Do you need to buy a diplexer for this? Or just ask the installation guy to split the cable, so one go to cable modem, other go to dish receiver, should work?
 
I actually have Comcast Internet and the satellite signal on one cable and never had problems with it. As far as the digital cable channels, the highest frequency I think it's 1000 Mhz and satellite signal starts at 950 Mhz. Depending on his cable system, he might have problems with a few channels.
Diplexers will typically whack everything above 900MHz which may cheat you out of some cable channels. My local Comcast appears to have signals upwards of 1.3GHz on the cable. Its their cable and they can stuff whatever they want, wherever they want be it TV, data or phone. As they add more services, they will almost certainly consume more bands.

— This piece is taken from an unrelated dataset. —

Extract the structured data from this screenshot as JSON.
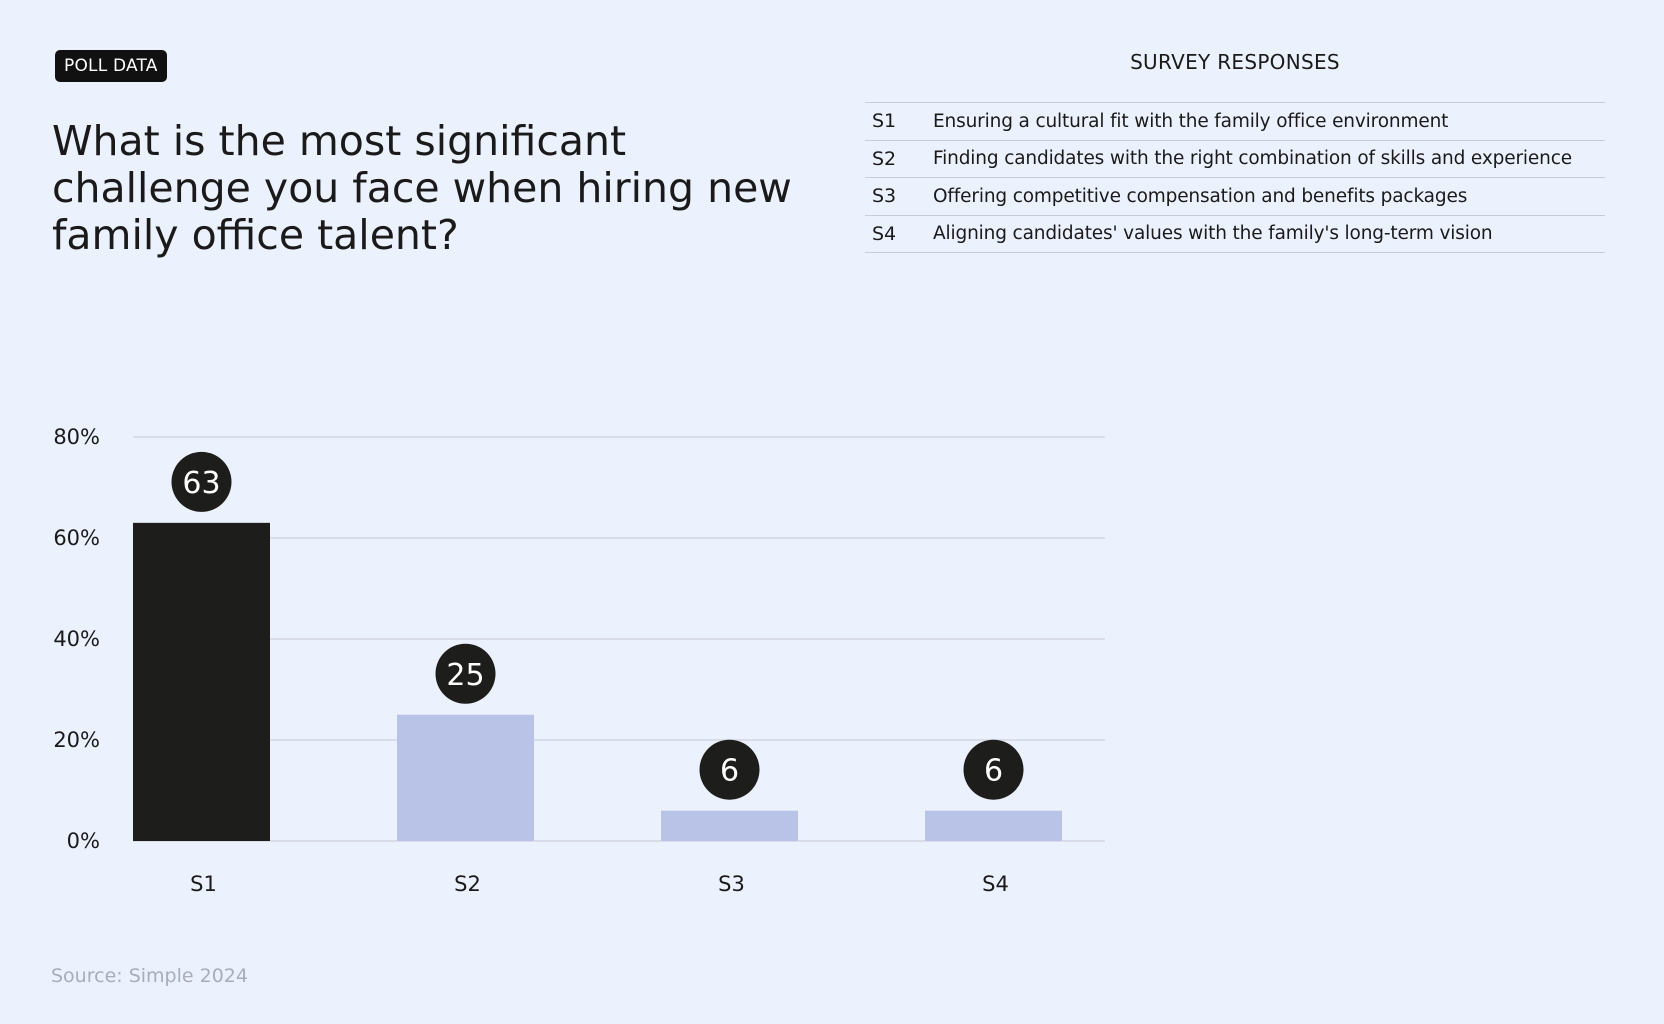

The DOCSIS 3.0 specification includes downlink frequencies to 1.008GHz (though a modem will usually negotiate something lower).
 
I have my cable modem at home, is there anyway to know which frequency it operates on?

Most modems have the diagnostics page at 192.168.1.100. Open your browser and type the IP and see if it connects.

My cable system doesn't go too high, I can't remember the exact frequency but it's in the 700 Mhz range for download and 60 Mhz for upload.

Diplexers will typically whack everything above 900MHz which may cheat you out of some cable channels.